おれは身体をコンクリートの地面に打ち倒した。天井を仰いで、吸えるだけの酸素を肺に取り込もうとした。アドレナリンによってぼやけていた左肩の痛みが、じわじわと形を取り戻していた。おれは肩をかばいながら、上体を起こした。視線の先には、同じく倒れ込んでいる五花海がいた。

 だが、おれたちのゲームはまだ終わっていない。おれは立ち上がって、死体の耳からインカムを奪い取った。インカムは中国語で何かを喚き散らしていた。おれは深く息を吸って、インカムの向こうにふんぞり返っている連中に告げる。

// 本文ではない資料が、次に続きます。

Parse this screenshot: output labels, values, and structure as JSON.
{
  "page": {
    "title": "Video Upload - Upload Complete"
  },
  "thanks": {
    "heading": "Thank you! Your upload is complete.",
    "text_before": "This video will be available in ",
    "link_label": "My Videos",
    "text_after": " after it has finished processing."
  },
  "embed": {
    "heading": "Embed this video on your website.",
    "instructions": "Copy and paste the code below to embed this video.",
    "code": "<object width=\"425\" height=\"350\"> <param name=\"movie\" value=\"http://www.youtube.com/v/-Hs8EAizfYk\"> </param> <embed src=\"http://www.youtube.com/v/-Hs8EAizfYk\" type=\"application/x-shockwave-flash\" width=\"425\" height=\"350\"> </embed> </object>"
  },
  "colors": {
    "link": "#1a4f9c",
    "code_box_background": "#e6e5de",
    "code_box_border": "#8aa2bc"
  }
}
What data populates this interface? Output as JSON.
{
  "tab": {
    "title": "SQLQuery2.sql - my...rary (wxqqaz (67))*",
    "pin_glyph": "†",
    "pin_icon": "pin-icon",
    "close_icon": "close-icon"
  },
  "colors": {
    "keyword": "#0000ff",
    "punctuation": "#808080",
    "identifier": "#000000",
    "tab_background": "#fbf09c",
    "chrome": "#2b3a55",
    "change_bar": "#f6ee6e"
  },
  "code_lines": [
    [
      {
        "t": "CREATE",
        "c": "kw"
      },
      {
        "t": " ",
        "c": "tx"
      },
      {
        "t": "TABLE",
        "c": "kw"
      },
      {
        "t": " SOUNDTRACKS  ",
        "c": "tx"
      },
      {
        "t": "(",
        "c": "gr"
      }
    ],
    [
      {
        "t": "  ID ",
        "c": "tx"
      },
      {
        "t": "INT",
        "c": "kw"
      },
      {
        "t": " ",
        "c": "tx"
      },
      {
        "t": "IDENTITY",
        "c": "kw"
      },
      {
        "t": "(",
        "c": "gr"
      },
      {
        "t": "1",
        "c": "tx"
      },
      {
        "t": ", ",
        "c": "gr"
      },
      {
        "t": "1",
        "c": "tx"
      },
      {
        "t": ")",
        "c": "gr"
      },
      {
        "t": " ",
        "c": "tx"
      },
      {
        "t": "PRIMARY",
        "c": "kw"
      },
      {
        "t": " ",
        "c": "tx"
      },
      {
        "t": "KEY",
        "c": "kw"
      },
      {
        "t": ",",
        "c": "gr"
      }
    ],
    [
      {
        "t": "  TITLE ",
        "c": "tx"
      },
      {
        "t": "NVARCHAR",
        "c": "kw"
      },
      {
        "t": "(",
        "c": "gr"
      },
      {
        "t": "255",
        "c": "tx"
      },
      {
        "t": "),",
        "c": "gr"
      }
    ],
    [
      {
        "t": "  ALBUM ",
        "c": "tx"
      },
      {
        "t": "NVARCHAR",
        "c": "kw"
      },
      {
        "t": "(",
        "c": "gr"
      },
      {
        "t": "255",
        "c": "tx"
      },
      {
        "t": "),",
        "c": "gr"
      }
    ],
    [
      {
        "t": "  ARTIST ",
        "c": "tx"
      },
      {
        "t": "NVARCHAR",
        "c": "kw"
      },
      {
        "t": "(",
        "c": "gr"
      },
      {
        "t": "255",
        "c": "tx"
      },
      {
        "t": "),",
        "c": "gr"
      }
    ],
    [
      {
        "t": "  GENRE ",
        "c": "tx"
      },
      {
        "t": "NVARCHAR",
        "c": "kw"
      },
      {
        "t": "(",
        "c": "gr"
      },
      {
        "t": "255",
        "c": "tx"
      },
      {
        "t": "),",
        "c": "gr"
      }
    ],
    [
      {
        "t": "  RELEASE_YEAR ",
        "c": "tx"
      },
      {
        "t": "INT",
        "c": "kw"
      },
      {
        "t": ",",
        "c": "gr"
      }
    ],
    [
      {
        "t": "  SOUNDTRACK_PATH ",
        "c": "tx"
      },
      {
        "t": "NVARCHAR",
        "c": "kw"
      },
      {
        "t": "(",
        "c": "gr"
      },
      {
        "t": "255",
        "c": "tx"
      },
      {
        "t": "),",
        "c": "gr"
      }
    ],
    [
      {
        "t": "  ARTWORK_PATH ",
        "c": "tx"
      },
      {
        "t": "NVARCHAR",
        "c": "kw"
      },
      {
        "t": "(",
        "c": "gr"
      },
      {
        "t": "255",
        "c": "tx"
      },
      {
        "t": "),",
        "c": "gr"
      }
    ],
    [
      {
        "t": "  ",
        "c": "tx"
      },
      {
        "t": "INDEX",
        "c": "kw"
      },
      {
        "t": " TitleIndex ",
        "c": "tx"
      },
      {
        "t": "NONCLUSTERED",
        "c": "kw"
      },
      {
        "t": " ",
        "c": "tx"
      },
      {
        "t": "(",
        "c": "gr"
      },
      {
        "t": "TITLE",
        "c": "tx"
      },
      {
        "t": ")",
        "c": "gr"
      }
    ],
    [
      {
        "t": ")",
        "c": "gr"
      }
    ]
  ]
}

「お前らが差し向けた刺客は全員あの世行きだ。これに懲りたら、二度と先生に手を出すな」

 すると、インカムは一度静まり返り、やがて、中国訛りの英語で、一人の男が話し始めた。

「君が誰かは知らないが、馬鹿な真似はこれきりにした方がいい。もし、我々の邪魔をするのなら、そこにいる裏切り者諸共死ぬことになるぞ」

 五花海は何か言いたげにしていたが、おれは静かに制止した。

「確かに、おれが今何者かはどうだっていい。だが、は知っておいた方がいいぜ」

「…君は一体、何者だったのだ」

 インカムの声は、重々しく問うた。おれ一瞬の沈黙を挟んで、言い渡した。

「おれのかつての名は『ガンスリンガー』。今をもって、五花海の身柄はこの『ガンスリンガー』だった男が預かった。それでもなお、彼を狙うというのなら、お前達が仕向ける刺客も、お前達の仲間も、お前達でさえ、このおれが『ガンスリンガー』の名の下に鏖殺しよう」

 インカムの向こうで、ざわめきが起きた。様々な怒号が聞こえた後、音声は唐突に途切れた。

「あーよく寝た。ひっさびさに快眠だったわぁ。もう一年くらい寝た気分だわ…ってあれ、ここどこ」

 おれたちが後ろを振り向くと、丁度目覚めたエドワードが身体を伸ばして、暢気に欠伸をしていた。

「アーセナル、その人は…って、ちょっと、二人とも血塗れじゃない」

 彼女の顔があまりにも間抜けだったもので、おれと五花海は思わず笑ってしまった。